Вообще, обвинительное заключение — это «процессуальный документ, в котором подводятся итоги предварительного следствия, делаются обвинительные выводы, к которым пришел дознаватель или следователь на основе исследования обстоятельств дела. В нем приводятся доказательства, подтверждающие совершение преступления и виновность лица в его совершении».

К делу приложена приписка следователя: «Вещественных доказательств по делу нет».

Но это еще не все. Русланова отказалась от подписи об ознакомлении с обвинительным заключением.

Приговор Особого совещания при МГБ СССР от 28 сентября 1949 года:

«Крюкову-Русланову за участие в антисоветской группе, антисоветскую агитацию и соучастие в присвоении государственного имущества заключить в исправительно-трудовой лагерь сроком на 10 лет, считая срок с 27 сентября 1948 года. Имущество конфисковать».

А дальше был Озерлаг. В разное время — а большинство именно в конце 40-х и начале 50-х — отбывали срок писатели Александр Солженицын и Юрий Домбровский, Борис Четвериков, поэты Анна Баркова и Анатолий Жигулин, дочери атамана Семенова, жены Бухарина и Бориса Пастернака, а также пленные немцы и японцы, бандеровцы и власовцы.

Перед отправкой по этапу Русланову освидетельствовали в санчасти Лефортовской тюрьмы.

«При освидетельствовании здоровья заключенной Руслановой Лидии Андреевны оказалось, что она имеет хроническое воспаление желчного пузыря и печени, катар и невроз желудка, вегетативный невроз».

Но для ведомства, в котором она находилась, все это было сущей чепухой.

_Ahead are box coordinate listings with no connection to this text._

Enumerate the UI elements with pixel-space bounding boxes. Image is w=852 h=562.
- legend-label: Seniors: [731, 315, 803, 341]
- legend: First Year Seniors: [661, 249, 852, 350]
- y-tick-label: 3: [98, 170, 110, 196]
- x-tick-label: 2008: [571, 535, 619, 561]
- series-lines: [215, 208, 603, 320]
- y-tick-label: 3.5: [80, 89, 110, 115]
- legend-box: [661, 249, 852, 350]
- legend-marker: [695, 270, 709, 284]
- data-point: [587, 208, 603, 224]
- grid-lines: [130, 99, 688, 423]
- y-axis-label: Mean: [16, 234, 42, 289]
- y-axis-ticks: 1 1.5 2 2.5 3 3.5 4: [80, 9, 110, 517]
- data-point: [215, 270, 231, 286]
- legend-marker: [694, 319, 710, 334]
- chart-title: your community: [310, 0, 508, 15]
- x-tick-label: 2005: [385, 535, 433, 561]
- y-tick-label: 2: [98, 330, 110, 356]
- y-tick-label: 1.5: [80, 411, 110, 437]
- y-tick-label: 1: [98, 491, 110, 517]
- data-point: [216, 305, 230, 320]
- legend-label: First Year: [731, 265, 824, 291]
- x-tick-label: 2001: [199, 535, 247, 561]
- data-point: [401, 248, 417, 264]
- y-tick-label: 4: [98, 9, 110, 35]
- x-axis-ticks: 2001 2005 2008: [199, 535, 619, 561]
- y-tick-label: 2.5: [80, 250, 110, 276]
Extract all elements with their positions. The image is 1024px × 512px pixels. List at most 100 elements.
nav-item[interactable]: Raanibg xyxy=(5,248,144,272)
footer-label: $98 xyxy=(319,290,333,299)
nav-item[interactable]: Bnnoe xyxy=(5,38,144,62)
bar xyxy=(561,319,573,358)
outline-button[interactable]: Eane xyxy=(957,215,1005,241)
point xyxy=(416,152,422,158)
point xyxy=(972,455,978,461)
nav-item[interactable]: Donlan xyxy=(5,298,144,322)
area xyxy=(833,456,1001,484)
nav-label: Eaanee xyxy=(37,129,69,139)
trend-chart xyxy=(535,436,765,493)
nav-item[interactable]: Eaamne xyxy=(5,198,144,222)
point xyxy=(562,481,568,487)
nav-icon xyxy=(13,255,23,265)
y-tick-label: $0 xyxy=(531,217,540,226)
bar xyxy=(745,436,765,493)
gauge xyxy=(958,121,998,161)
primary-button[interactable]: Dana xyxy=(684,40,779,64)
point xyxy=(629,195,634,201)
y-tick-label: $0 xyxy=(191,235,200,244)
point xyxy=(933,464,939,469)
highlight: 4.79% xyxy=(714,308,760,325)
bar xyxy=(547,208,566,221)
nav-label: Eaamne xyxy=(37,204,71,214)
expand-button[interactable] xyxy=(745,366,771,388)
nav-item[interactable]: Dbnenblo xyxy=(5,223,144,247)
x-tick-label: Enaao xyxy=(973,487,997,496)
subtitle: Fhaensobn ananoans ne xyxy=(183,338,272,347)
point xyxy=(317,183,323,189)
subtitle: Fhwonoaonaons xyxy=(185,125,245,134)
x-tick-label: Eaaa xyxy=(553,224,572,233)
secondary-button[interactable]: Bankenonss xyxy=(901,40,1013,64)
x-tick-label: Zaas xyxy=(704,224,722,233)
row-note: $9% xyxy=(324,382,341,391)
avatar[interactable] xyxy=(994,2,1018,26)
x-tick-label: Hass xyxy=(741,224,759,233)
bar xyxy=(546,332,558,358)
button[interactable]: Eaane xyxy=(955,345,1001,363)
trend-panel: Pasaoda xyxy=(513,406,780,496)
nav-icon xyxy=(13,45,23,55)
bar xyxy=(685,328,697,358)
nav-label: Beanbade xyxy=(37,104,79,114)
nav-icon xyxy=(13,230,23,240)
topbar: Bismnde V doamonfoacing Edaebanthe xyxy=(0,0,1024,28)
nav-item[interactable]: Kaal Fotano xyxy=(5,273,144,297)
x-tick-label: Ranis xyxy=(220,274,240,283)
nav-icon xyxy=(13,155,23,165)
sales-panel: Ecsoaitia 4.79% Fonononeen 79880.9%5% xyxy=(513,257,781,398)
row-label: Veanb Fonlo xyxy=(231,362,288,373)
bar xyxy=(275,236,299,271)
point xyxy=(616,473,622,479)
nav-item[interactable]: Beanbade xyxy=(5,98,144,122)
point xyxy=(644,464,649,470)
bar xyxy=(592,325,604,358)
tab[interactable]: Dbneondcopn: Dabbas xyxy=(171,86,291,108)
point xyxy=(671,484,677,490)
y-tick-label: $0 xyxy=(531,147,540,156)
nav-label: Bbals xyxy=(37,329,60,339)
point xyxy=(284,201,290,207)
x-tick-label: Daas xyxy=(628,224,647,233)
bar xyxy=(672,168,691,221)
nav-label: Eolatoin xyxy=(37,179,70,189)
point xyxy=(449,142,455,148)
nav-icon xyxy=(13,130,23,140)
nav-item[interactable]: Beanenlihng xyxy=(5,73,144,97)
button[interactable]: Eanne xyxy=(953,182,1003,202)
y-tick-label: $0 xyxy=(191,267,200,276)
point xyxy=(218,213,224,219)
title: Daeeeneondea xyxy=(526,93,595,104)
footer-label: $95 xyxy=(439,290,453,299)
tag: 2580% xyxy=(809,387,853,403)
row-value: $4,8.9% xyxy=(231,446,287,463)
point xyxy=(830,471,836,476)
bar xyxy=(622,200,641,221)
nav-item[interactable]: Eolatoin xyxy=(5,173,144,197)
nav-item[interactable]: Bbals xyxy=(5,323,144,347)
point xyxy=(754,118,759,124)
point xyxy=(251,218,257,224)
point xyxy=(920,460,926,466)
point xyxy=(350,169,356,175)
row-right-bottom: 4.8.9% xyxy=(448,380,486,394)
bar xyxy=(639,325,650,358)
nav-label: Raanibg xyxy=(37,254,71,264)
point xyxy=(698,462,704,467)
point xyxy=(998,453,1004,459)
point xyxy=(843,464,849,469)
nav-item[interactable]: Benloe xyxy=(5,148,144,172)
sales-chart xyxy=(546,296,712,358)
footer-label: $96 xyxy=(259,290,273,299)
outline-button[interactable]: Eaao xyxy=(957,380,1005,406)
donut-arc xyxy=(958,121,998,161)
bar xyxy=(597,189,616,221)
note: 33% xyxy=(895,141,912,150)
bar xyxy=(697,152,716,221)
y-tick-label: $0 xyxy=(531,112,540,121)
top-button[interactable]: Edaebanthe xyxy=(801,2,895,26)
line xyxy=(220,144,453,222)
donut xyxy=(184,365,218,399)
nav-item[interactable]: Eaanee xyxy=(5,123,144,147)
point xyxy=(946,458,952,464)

Вывод: «Годна к легкому труду».

Само пребывание в лагере — уже нелегкий труд.

Начальник Озерлага полковник С.К. Евстигнеев был человек правильный. Обязанности свои исполнял добросовестно, без показного рвения. Не зря один из дежурных стукачей писал о нем наверх: «Карьерист и служитель врагам народа...»

А «врагов народа» в подведомственном полковнику Евстигнееву лагере было много.

Евстигнеев был из рязанских крестьян. Учился в Москве на режиссерских курсах, слушал лекции на литературном и историческом факультетах. Но комсомольскую путевку ему выписали в войска НКВД, а потом, партийную, — в систему ГУЛАГа. Для несостоявшегося режиссера и литератора самое подходящее место.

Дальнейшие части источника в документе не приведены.